Два плюс два — всегда четыре
Читая Стендаля, прочел его слова о математике, о том, что “математика рассматривает лишь малую часть предмета (его количество), но в этой части она говорит о безусловных вещах – она говорит правду и почти всю правду”.
И вспомнил, как папа, учитель математики, после какого-то очередного решения партии и правительства об очередном враге народа или об очередном вредном направлении в науке, вызвавшее, как обычно, изменения в школьных учебниках, сказал маме:
— Слава Богу, что в математике не надо кривить душой! И можно смотреть в глаза учеников с чистой совестью.

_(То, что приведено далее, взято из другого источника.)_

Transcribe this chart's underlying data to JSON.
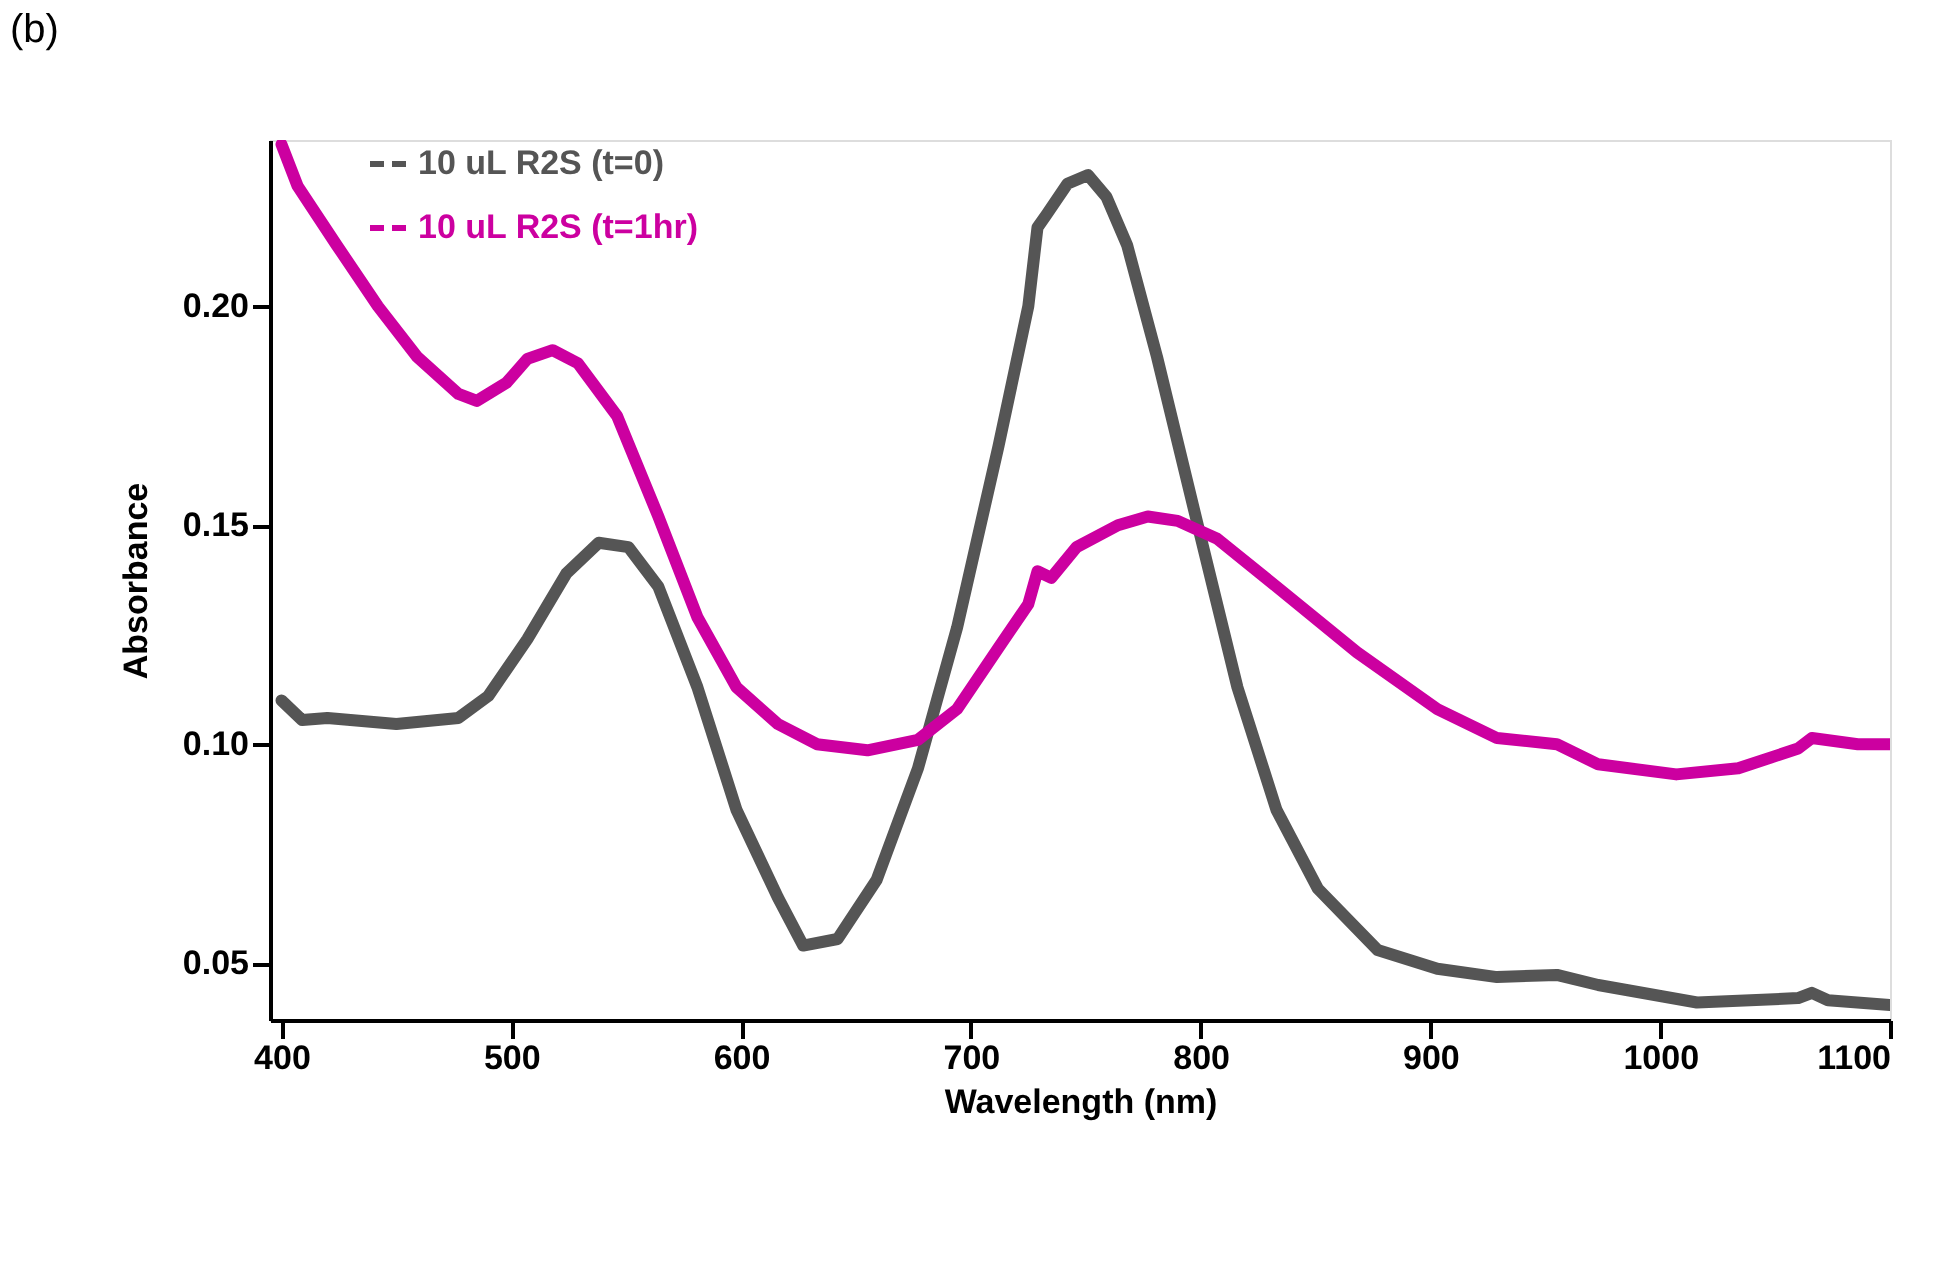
{
  "chart_data": {
    "type": "line",
    "xlabel": "Wavelength (nm)",
    "ylabel": "Absorbance",
    "annotations": [
      "(b)"
    ],
    "xlim": [
      395,
      1100
    ],
    "xticks": [
      400,
      500,
      600,
      700,
      800,
      900,
      1000,
      1100
    ],
    "ylim": [
      0.037,
      0.238
    ],
    "yticks": [
      0.05,
      {
        "value": 0.1,
        "label": "0.10"
      },
      0.15,
      {
        "value": 0.2,
        "label": "0.20"
      }
    ],
    "grid": false,
    "legend": "top left",
    "marker": "none",
    "line_style": "solid",
    "series": [
      {
        "name": "10 uL R2S (t=0)",
        "color": "#555555",
        "x": [
          400,
          409,
          420,
          450,
          477,
          490,
          507,
          524,
          538,
          551,
          564,
          581,
          598,
          616,
          627,
          642,
          659,
          677,
          694,
          712,
          725,
          729,
          733,
          742,
          751,
          759,
          768,
          781,
          799,
          816,
          833,
          851,
          877,
          903,
          929,
          955,
          973,
          1016,
          1060,
          1066,
          1073,
          1100
        ],
        "values": [
          0.11,
          0.1055,
          0.106,
          0.1046,
          0.106,
          0.111,
          0.124,
          0.139,
          0.146,
          0.145,
          0.136,
          0.113,
          0.085,
          0.065,
          0.054,
          0.0555,
          0.069,
          0.0945,
          0.1266,
          0.168,
          0.2,
          0.218,
          0.221,
          0.228,
          0.23,
          0.225,
          0.214,
          0.1885,
          0.1495,
          0.113,
          0.085,
          0.067,
          0.053,
          0.0487,
          0.0468,
          0.0473,
          0.045,
          0.041,
          0.042,
          0.0432,
          0.0415,
          0.0404
        ]
      },
      {
        "name": "10 uL R2S (t=1hr)",
        "color": "#cc00a0",
        "x": [
          400,
          407,
          424,
          442,
          459,
          477,
          485,
          498,
          507,
          518,
          529,
          546,
          564,
          581,
          598,
          616,
          633,
          655,
          677,
          694,
          712,
          725,
          729,
          735,
          746,
          764,
          777,
          790,
          807,
          833,
          868,
          903,
          929,
          955,
          973,
          1007,
          1034,
          1060,
          1066,
          1086,
          1100
        ],
        "values": [
          0.237,
          0.2275,
          0.214,
          0.2,
          0.1885,
          0.18,
          0.1784,
          0.1826,
          0.188,
          0.19,
          0.187,
          0.175,
          0.152,
          0.129,
          0.113,
          0.1046,
          0.1,
          0.0986,
          0.101,
          0.108,
          0.122,
          0.132,
          0.1395,
          0.138,
          0.145,
          0.15,
          0.152,
          0.151,
          0.147,
          0.136,
          0.121,
          0.108,
          0.1014,
          0.1,
          0.0954,
          0.0931,
          0.0945,
          0.099,
          0.1014,
          0.1,
          0.1
        ]
      }
    ]
  }
}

— Почему? – влез я в разговор.
— Потому, что два плюс два всегда четыре! — сказал папа и подмигнул маме.
Как стать добрым!
Несколько лет я работал у очень известного в Нью-Йорке раввина. Да и не только в Нью-Йорке. По долгу службы я почти целый день был с ним: и дома, и в синагоге, и мы как-то сблизились, подружились. Говорил он только по-идиш, был он выходцем из Венгрии, у него был свой клойз (бес-медреш) — маленькая синагога, объединяющая довольно большое количество прихожан. В синагоге были дни, когда к ребе приходили за советом, и все жизненные проблемы он всегда решал очень мудро, по житейски, стараясь не обидеть никого. Я любил слушать эти разговоры. Я учился жизни.
После субботних молитв, в синагоге всегда устраивался субботний обед. И ребе за столом всегда сажал меня возле себя.

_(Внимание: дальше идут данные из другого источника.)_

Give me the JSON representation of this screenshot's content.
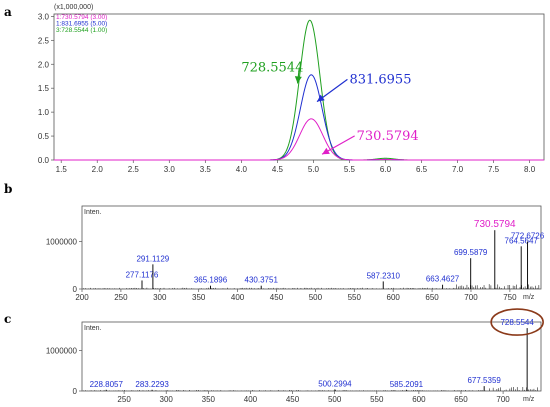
{
  "chart_data": [
    {
      "panel": "a",
      "type": "line",
      "scale_label": "(x1,000,000)",
      "legend": [
        {
          "text": "1:730.5794 (3.00)",
          "color": "#e020c8"
        },
        {
          "text": "1:831.6955 (5.00)",
          "color": "#2030d0"
        },
        {
          "text": "3:728.5544 (1.00)",
          "color": "#20a020"
        }
      ],
      "xlim": [
        1.4,
        8.2
      ],
      "ylim": [
        0,
        3.05
      ],
      "xticks": [
        "1.5",
        "2.0",
        "2.5",
        "3.0",
        "3.5",
        "4.0",
        "4.5",
        "5.0",
        "5.5",
        "6.0",
        "6.5",
        "7.0",
        "7.5",
        "8.0"
      ],
      "yticks": [
        "0.0",
        "0.5",
        "1.0",
        "1.5",
        "2.0",
        "2.5",
        "3.0"
      ],
      "series": [
        {
          "name": "728.5544",
          "color": "#20a020",
          "peak_x": 4.95,
          "peak_y": 2.92,
          "width": 0.14
        },
        {
          "name": "831.6955",
          "color": "#2030d0",
          "peak_x": 4.97,
          "peak_y": 1.78,
          "width": 0.15
        },
        {
          "name": "730.5794",
          "color": "#e020c8",
          "peak_x": 4.97,
          "peak_y": 0.86,
          "width": 0.16
        }
      ],
      "annotations": [
        {
          "text": "728.5544",
          "color": "#20a020",
          "tx": 4.0,
          "ty": 1.85,
          "ax": 4.78,
          "ay": 1.6
        },
        {
          "text": "831.6955",
          "color": "#2030d0",
          "tx": 5.5,
          "ty": 1.6,
          "ax": 5.05,
          "ay": 1.22
        },
        {
          "text": "730.5794",
          "color": "#e020c8",
          "tx": 5.6,
          "ty": 0.42,
          "ax": 5.12,
          "ay": 0.12
        }
      ]
    },
    {
      "panel": "b",
      "type": "bar",
      "ylabel": "Inten.",
      "xunit": "m/z",
      "xlim": [
        200,
        790
      ],
      "ylim": [
        0,
        1750000
      ],
      "xticks": [
        "200",
        "250",
        "300",
        "350",
        "400",
        "450",
        "500",
        "550",
        "600",
        "650",
        "700",
        "750"
      ],
      "yticks": [
        "0",
        "1000000"
      ],
      "peaks": [
        {
          "x": 277.1176,
          "y": 180000,
          "label": "277.1176"
        },
        {
          "x": 291.1129,
          "y": 520000,
          "label": "291.1129"
        },
        {
          "x": 365.1896,
          "y": 70000,
          "label": "365.1896"
        },
        {
          "x": 430.3751,
          "y": 70000,
          "label": "430.3751"
        },
        {
          "x": 587.231,
          "y": 160000,
          "label": "587.2310"
        },
        {
          "x": 663.4627,
          "y": 90000,
          "label": "663.4627"
        },
        {
          "x": 699.5879,
          "y": 650000,
          "label": "699.5879"
        },
        {
          "x": 730.5794,
          "y": 1240000,
          "label": "730.5794",
          "label_color": "#e020c8"
        },
        {
          "x": 764.5647,
          "y": 900000,
          "label": "764.5647"
        },
        {
          "x": 772.6726,
          "y": 1000000,
          "label": "772.6726"
        }
      ]
    },
    {
      "panel": "c",
      "type": "bar",
      "ylabel": "Inten.",
      "xunit": "m/z",
      "xlim": [
        200,
        745
      ],
      "ylim": [
        0,
        1700000
      ],
      "xticks": [
        "250",
        "300",
        "350",
        "400",
        "450",
        "500",
        "550",
        "600",
        "650",
        "700"
      ],
      "yticks": [
        "0",
        "1000000"
      ],
      "peaks": [
        {
          "x": 228.8057,
          "y": 30000,
          "label": "228.8057"
        },
        {
          "x": 283.2293,
          "y": 30000,
          "label": "283.2293"
        },
        {
          "x": 500.2994,
          "y": 40000,
          "label": "500.2994"
        },
        {
          "x": 585.2091,
          "y": 30000,
          "label": "585.2091"
        },
        {
          "x": 677.5359,
          "y": 120000,
          "label": "677.5359"
        },
        {
          "x": 728.5544,
          "y": 1550000,
          "label": "728.5544",
          "circled": true
        }
      ]
    }
  ]
}
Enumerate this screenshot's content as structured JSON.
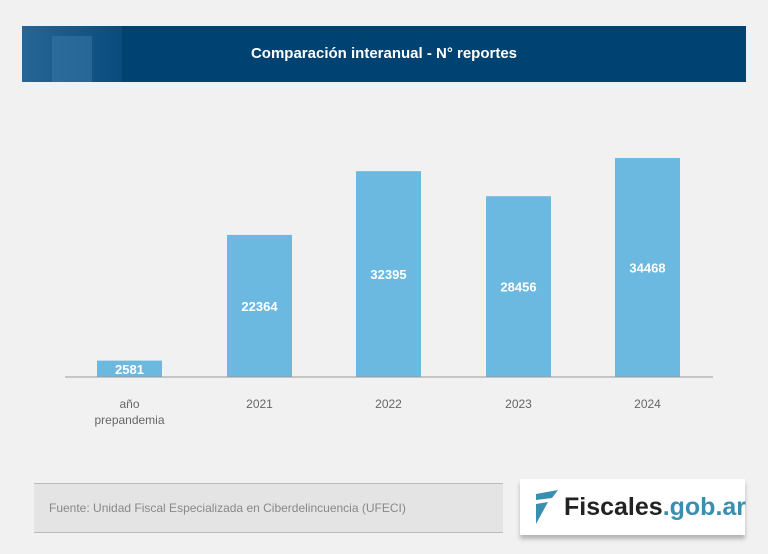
{
  "header": {
    "title": "Comparación interanual - N° reportes"
  },
  "chart_data": {
    "type": "bar",
    "title": "Comparación interanual - N° reportes",
    "categories": [
      "año prepandemia",
      "2021",
      "2022",
      "2023",
      "2024"
    ],
    "values": [
      2581,
      22364,
      32395,
      28456,
      34468
    ],
    "data_labels": [
      "2581",
      "22364",
      "32395",
      "28456",
      "34468"
    ],
    "ylim": [
      0,
      34468
    ],
    "grid": false,
    "bar_color": "#6bb8e0"
  },
  "footer": {
    "source": "Fuente: Unidad Fiscal Especializada en Ciberdelincuencia (UFECI)"
  },
  "logo": {
    "text_main": "Fiscales",
    "text_domain": ".gob.ar"
  }
}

И, однажды, один из очень уважаемых прихожан, сказал, показав на меня:
— Ребе, сидеть возле вас, это почёт. Почему вы посадили возле себя его, необрезанного еврея, который не знает всех религиозных правил, и даже те, что знает, не выполняет? Он должен сидеть на краю стола.
Ребе внимательно посмотрел на задавшего вопрос, вздохнул, потом, показав указательным пальцем вверх, сказал:
— Что главное для еврея, да и для любого человека, созданного Им? Чтобы был человек добрым!И это качество на Его весах перевесит все другие дела! Запомни это! Не напрасно известно, что мир существует, пока в нем есть 36 добрых людей! – и добавил: — А теперь садись и кушай! И подумай, как стать добрым!
Латынью, знаете ли…
Я часто вспоминаю рассказ Мопассана “Латынь”. Это история учителя латинского языка дядюшки Пикдана. Великолепный знаток языка, он был предан своей работе, латынь стала его страстью, школа гордилась им, но заработок не позволял ему даже снимать жильё, и ночи он проводил в дортуаре вместе с учениками, за которыми должен был смотреть. Он был несчастлив. Но женитьба на практичной прачке, которую ему сосватал любимый ученик, резко изменяет его жизнь. И, когда его ученик через несколько лет встречается с ним, он узнает, что учитель, благодаря советам жены, стал владельцем бакалейной лавки и, счастливый, гордо сообщает своему ученику, что заработал за год три тысячи франков.
— А латынь, господин Пикдан? – спрашивает ученик.
И бывший учитель отвечает:
— О, боже мой, латынь, латынь…. Латынью, знаете ли, не прокормишься!
Как это ни грустно, но часто сам повторяю эти слова, и слышу их от друзей:
— О, боже мой, литература, литература… Литературой, знаете ли, не прокормишься!